Lost temple of Artemis found on Greek island

An international team of archaeologists led by the Swiss School of Archaeology in Greece (ESAG) in collaboration with the regional archaeological service have discovered the remains of the long-lost temple of Artemis near the village of Amarynthos on the island of Euboea in Greece.

Under the current director the excavations, University of Lausanne Professor Karl Reber, the team has been searching for the sanctuary since 2007, but they’re the new kids on the block, comparatively speaking. Researchers have been looking in vain for more than a century. The first Swiss archaeologists were invited to explore the ancient city of Eretria for the temple in 1964. Eleven years later, that initial foray cemented itself into a permanent institution when the mission was recognized by the Greek national government as the Swiss School of Archaeology in Athens. The dig has been so successful it has continued for more than 50 years. In 2014, 50 years after the first Swiss excavation broke ground in Eretria, the ESAG team could claim to have cleared the temple of Apollo, a shrine to Athena, the fortifications of the city’s western gate, a theater, luxury villas with elaborate mosaics, Roman-era public baths and a large gymnasium.

The sanctuary of Artemis Amarynthia, however, remained elusive. If it had ever been in Eretria, the Swiss team could find no trace of it. Starting in 2007, they moved further afield to study the environs of the city, territories under its control but not part of the actual city itself. At the foot of the Paleoekklisies hill just over five miles east of Eretria, ESAG archaeologists found a monumental portico dating to the 4th century B.C. that ran along the east and north boundary of an open-air structure.

This summer, the team dug survey trenches inside the portico perimeter in the hope of finding evidence from the most central location that this was indeed the much sought-after sanctuary.
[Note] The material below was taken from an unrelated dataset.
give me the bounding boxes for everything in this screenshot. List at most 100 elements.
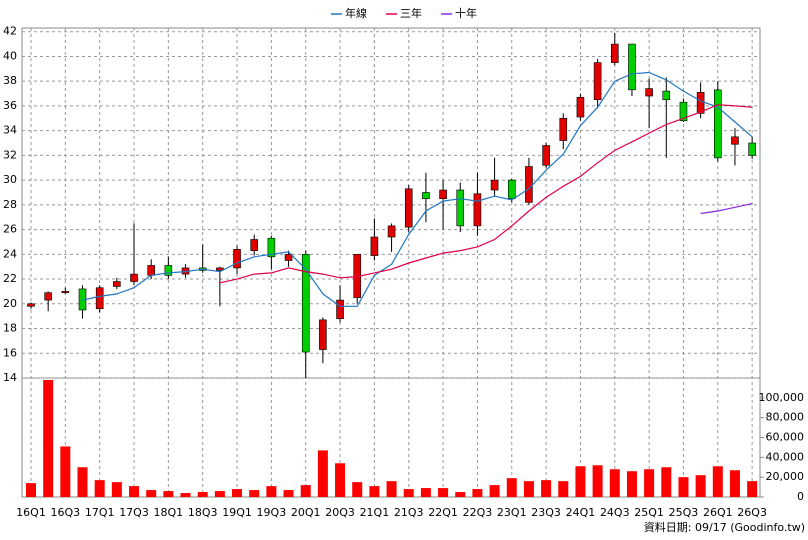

They were successful beyond their wildest dreams. They found the remains of a number of structures constructed between the 6th-2nd century B.C. (the period when the temple was at its most active) and an underground fountain made of architectural blocks and the recycled bases of monumental statues. Those statue bases proved to be the smoking gun that identified the temple. They were inscribed with dedicated to Artemis, her twin brother Apollo and their mother Leto.

The inscriptions and the architectural significance of the materials strongly indicate that this was the Artemis sanctuary. That was confirmed by another discovery, not as glamorous as the statue bases, more on the utilitarian side, but just as meaningful to archaeologists: multiple tiles stamped with the name “Artemidos” (meaning “of the Artemis”) inside a rectangular cartouche.

Now, after also finding artefacts with inscriptions, they are sure that they have located the site of the Artemis Amarynthia, which was the end point of the annual procession of people from the once prosperous trading city of Eretrea, 10km away. They held a festival in honour of Artemis, the untameable goddess of hunting in Greek mythology. She was worshipped as the patron goddess of Amarynthos, which takes its name from an Eretrean man who was besotted by Artemis.

One thought on “Lost temple of Artemis found on Greek island

  1. Yes, a house built on an ancient temple, so what goes on in its basement, I wonder, and that shed off to the left in those trees on the aerial photo, that looks suspicious, there is bound to be something nasty in the woodshed!